Human cytomegalovirus (HCMV) is a ubiquitous beta human herpesvirus able to influence infected cell survival and proliferation and to modulate the host immune response. As there is accumulating evidence that HCMV is detected in primary intracranial astrocytic tumours, in this study we looked for the presence of HCMV in intracranial tumours and tried to correlate this eventual presence with the anti-HCMV systemic immunoreactivity and with the detection of HCMV in peripheral blood.
In this study, we analysed 43 glioblastomas (GBM), 14 oligodendrogliomas (OL) and 20 meningiomas (MG) by immunofluorescence (IF) targeting HCMV immediate early antigen (IE1) and by nested PCR (nPCR) amplifying HCMV glycoprotein B (gB).
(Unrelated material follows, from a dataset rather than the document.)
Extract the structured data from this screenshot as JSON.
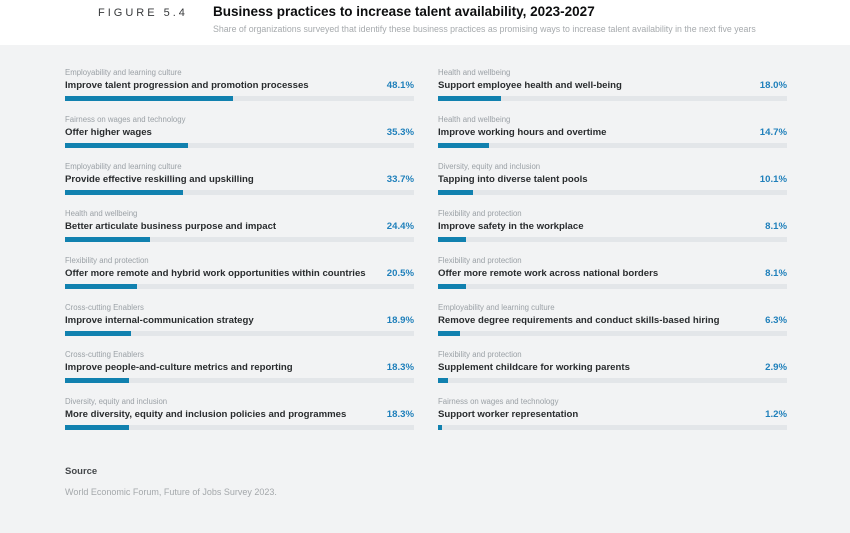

Detection of IE1 by IF showed the presence of HCMV in 70% of GBM, 57% of OL and 85% of MG, in contrast to gB nPCR, which detected HCMV in only 50% of GBM, 38% of OL and 46% of MG. Unexpectedly, HCMV DNA and antigens were detected within GBM, OL and MG of patients that exhibit negative viral serology. More surprisingly, PCR on the peripheral blood did not detect HCMV in patients with a HCMV-positive tumour.
Our results are in agreement with previous observations demonstrating HCMV in glial tumours and highlight the presence of HCMV in meningiomas. We also showed that anti-HCMV specific systemic immunoreactivity and detection of HCMV in peripheral blood are not predictive of HCMV presence in primary intracranial tumours.